With the support of an entire group, a hacker was able to download nearly 57 TB of content posted on Parler, the American hard-right network, before it was taken offline. In this database are videos, photos and geolocation data. It could be of great help to the various ongoing investigations into the assault on Capitol Hill, posted on the app by many pro-Trump activists.
Talking is no longer online since Sunday January 10, after its host, Amazon Web Service, decided to break the contract between them. But the content of hard right social network American, however, can still be found online. And for good reason, a Twitter user, @donk_enby, archived 56.7 terabytes of content published on the platform.
According to Vice, this gigantic dataset contains 412 million files, including 150 million photos and over 1 million videos. That is the equivalent of 96 to 99% of all the publications of the social network of the hard right, according to various sources.
To succeed in this titanic backup work, the hacker was able to count on the necessary support of the Archive Team, a group of hackers and researchers whose objective is to save (on a voluntary basis) the data of dying sites. She had started her collecting work Jan.6, but had to pick up the pace considerably and start a real time trial when Amazon announced its intention to unplug Parler.
She shared it publicly – that’s when the Archive Team offered her help. The collective took charge of the cost of storage, and even created a tool for any Twitter user to use their bandwidth for downloading, says Vice. A few hours after the tool was deployed, it allowed a download speed of 50 GB per second.
Metadata in public files, a gold mine
This database only contains public content, which was accessible to any user of the platform.
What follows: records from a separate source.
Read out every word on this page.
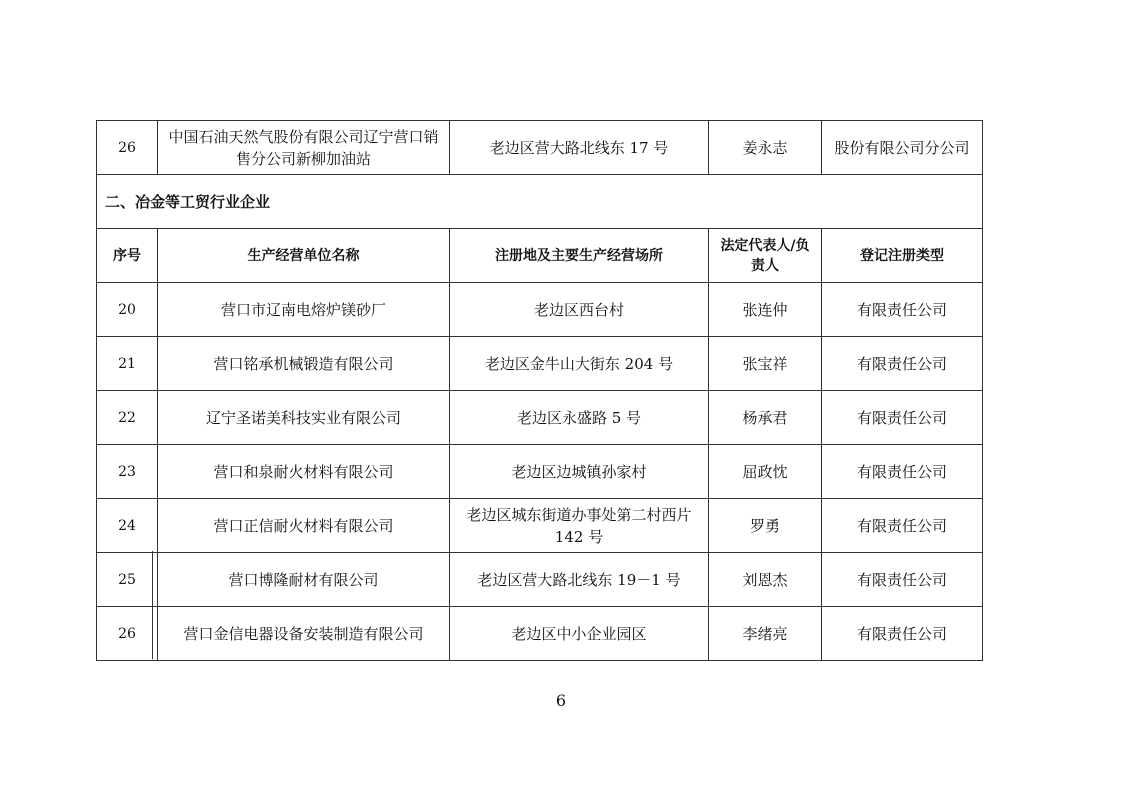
26	中国石油天然气股份有限公司辽宁营口销售分公司新柳加油站	老边区营大路北线东 17 号	姜永志	股份有限公司分公司
二、冶金等工贸行业企业				
序号	生产经营单位名称	注册地及主要生产经营场所	法定代表人/负责人	登记注册类型
20	营口市辽南电熔炉镁砂厂	老边区西台村	张连仲	有限责任公司
21	营口铭承机械锻造有限公司	老边区金牛山大街东 204 号	张宝祥	有限责任公司
22	辽宁圣诺美科技实业有限公司	老边区永盛路 5 号	杨承君	有限责任公司
23	营口和泉耐火材料有限公司	老边区边城镇孙家村	屈政忱	有限责任公司
24	营口正信耐火材料有限公司	老边区城东街道办事处第二村西片 142 号	罗勇	有限责任公司
25	营口博隆耐材有限公司	老边区营大路北线东 19－1 号	刘恩杰	有限责任公司
26	营口金信电器设备安装制造有限公司	老边区中小企业园区	李绪亮	有限责任公司
6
Passwords, private chats and other confidential information of users have not been compromised or at least not in this way. On the other hand, each photo and video comes with metadata, since Parler did not remove them from the files, unlike the main social networks. Concretely, when you take a photo with your smartphone, your device attaches contextual data to the image file: for example the time and date on which the photo was taken, as well as your geolocation at that time.
In other words, by analyzing the metadata of photos and videos published on Parler, anyone can trace the routes of users of the platform or identify their gatherings. Everything, hour by hour. It is therefore a gold mine for researchers, investigators and journalists interested in the assault by Trump supporters on the Capitol: the American media Gizmodo has already demonstrated it. in an article. It must be said that many Parler users involved in the attack filmed and photographed the events live. A not very cautious practice which made it possible to identify many of the protagonists of the assault.
Without basic protection, Parler was easy to copy
To copy the content of Speak, Vice points out @donk_enby only used an iPad that was “jailbroken” (on which some of the safeguards put in place by Apple have been removed), and reverse-engineered software called Ghidra . An inexpensive material, and easy to obtain.
The hacker took advantage of a bug ” absurdly basic »In the architecture of Parler, as Wired. The management of the URLs (in other words, the addresses) of the publications by the social network was catastrophic, and made it possible to easily “scrap” all of its content.
Take the URL of a Twitter message: it is constructed in the form: twitter.com/Username / type of message / a long string of random numbers. On Speak, the URL contained only the encrypted component. Worse, the number sequence was not random, but sequential. Concretely, if a post from Karen sent at 9:21 p.m. contained the number 23134 in its URL, the photo of Chad sent 10 seconds later had the number 23135 in its URL. The URLs of the publications were therefore followed in chronological order.
Talking was not detecting automated scripts
From this observation, automating the collection of all the data was easy with the right skills. A simple script coded in Python allowed each post to be downloaded one after the other by just increasing the number in the URL by 1. Due to the architecture defect, the robot had no risk of stumbling upon a non-existent URL or of missing an existing URL.
This is the second major weakness of Parler.
Today, the vast majority of sites of its kind have a script detection system. These defenses can limit the number of connections if they detect suspicious activity, such as visiting millions of pages in just a few hours from a single device. But of course, Parler had not deployed such protection, yet basic and easy to access, and therefore did not limit the copying of all of its content. A boon for investigators, both private and public, who will know how to use this database.
*The article has been translated based on the content of Numerama by cyberguerre.numerama.com. If there is any problem regarding the content, copyright, please leave a report below the article. We will try to process as quickly as possible to protect the rights of the author. Thank you very much!
*We just want readers to access information more quickly and easily with other multilingual content, instead of information only available in a certain language.
*We always respect the copyright of the content of the author and always include the original link of the source article.If the author disagrees, just leave the report below the article, the article will be edited or deleted at the request of the author. Thanks very much! Best regards!